I rushed through the rest of that experience, hovering near the cashiers until my mother had completed her shopping (and out of distraction had forgotten to add half of the items she actually came for to the trolley). We joined the narrow queue. There were stickers on the floor beneath our feet reminding us all very politely to keep apart while waiting in line, which of course was ignored by everyone and enforced by nobody. It felt like we were in the line for an eternity.

When we finally emerged from the store, stepping back out of those automatic doors, I took a gulp of fresh air and sought refuge in the car, where I thoroughly sanitised my hands. I have since thought about, and come to terms with some of the things I learned during that less than pleasant outing, and I have only the following to say:.

To the Lady with the May-I-Speak-To-Your-Manager haircut: Why…WHY…do you have those masks if you’re going to wear them like that? They’re not created to hide your double chin. Please put it on your face and keep it there, or give your whole stash to someone who needs them and will use them properly.

To the couple who were basically in hazmat suits: Ya’ll look fly.

To the cashier: I’m so sorry that you have to work through this in such a stressful environment. I can only imagine how scary it must be. Thank you for serving us with a smile, and for helping my mom with the card machine because they get her every time.

To everyone I judged (Excluding the Lady with the May-I-Speak-To-Your-Manager haircut): I’m sorry for scowling at you and rolling my eyes impolitely. While this pandemic has certainly brought out a lot of the best in us, it’s also highlighting some of the worst. I realise that much of what I’m feeling is unreasonable, and that taking out that fear on other people who are just trying to buy some toilet paper is unfair. I’ll work on that.

To the South African Government: I realise I’m not actually going anywhere and that very few people will see me in the coming weeks, but I’d really like to buy a hairbrush. Please?

Would appreciate it if I could brush my hair for a change.

I never would have imagined that a trip to the store, that took under an hour, could be so terrifying and feel so long, but I know I’m not alone in that. This pandemic has so many of us on edge; fearing, casting judgement from our face-brick prisons in the suburbs. How unreasonable.

Those of us (hi, yes, that’s me too) who are privileged enough to have homes in which we can hide out in, and jobs we can do online, need to learn to chill and realise that so many of the things we’re complaining about are actually blessings. Can’t leave the house and keep wandering aimlessly through the same four rooms? At least you HAVE four rooms. At least you CAN hide out at home.

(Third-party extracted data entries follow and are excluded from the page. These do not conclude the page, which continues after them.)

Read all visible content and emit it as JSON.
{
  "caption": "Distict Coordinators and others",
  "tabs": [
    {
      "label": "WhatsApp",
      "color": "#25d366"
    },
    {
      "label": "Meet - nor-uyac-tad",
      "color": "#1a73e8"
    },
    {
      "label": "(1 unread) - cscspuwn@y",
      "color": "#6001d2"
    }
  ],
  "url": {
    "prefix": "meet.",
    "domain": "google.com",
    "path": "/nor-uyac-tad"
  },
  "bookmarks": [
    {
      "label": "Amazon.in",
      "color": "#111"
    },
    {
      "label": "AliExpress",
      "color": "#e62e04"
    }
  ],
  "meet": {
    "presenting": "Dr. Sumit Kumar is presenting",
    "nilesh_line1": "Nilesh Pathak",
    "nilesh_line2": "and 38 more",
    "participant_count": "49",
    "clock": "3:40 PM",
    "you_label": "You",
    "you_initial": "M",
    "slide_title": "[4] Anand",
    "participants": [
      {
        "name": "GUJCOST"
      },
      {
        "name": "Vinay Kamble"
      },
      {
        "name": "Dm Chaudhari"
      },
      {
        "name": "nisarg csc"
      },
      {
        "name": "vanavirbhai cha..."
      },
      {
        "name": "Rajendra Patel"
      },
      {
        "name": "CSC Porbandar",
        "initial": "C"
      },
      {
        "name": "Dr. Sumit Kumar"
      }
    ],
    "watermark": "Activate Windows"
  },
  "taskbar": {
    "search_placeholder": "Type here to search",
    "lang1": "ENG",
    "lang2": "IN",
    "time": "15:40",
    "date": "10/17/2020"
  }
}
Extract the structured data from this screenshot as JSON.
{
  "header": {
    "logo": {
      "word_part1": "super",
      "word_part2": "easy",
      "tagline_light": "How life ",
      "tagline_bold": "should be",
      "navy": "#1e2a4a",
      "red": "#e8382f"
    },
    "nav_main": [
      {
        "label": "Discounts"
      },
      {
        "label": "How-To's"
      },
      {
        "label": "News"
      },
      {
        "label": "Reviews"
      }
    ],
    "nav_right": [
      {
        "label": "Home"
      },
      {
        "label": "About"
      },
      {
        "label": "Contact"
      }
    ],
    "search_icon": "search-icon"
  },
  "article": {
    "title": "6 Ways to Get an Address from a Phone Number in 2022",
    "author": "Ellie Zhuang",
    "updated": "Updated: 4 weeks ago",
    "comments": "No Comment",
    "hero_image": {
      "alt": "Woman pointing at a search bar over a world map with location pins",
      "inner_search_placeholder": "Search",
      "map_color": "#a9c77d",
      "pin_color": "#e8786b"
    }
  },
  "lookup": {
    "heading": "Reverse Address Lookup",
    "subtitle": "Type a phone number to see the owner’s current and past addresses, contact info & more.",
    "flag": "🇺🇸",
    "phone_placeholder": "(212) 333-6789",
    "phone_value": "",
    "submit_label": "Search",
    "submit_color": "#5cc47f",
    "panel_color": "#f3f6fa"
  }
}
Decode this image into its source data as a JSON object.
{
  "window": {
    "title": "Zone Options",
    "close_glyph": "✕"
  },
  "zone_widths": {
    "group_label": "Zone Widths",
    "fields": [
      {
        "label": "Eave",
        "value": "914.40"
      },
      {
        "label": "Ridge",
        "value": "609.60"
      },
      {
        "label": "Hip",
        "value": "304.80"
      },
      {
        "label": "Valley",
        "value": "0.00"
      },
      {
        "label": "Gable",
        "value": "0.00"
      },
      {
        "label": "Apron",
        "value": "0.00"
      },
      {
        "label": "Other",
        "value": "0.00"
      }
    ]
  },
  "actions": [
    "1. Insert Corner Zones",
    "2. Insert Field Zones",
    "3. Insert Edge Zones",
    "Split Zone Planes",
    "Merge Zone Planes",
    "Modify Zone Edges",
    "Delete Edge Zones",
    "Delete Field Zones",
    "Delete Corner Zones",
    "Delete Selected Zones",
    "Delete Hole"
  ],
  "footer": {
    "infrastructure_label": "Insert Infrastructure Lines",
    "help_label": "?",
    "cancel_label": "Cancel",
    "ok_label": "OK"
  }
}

It’s easy to fall into the trap of thinking that you deserve an award for how well you’re quarantining, especially when you go out for groceries and see people doing silly things (you know who I’m talking about by now), but we’re all in this together and this is a new experience for everyone. It’ll take a while for us all to adjust and learn how to manage things.

Just from observing my own feelings, I’ve learned that we need to be more compassionate towards everyone during this time and work together to get through it, without recoiling in horror when someone comes within our new 2-metre personal space bubbles by mistake, and without rolling our eyes so far into our heads we can’t get them back out (That one, again, is me). If that fails, just stay home and watch Tiger King.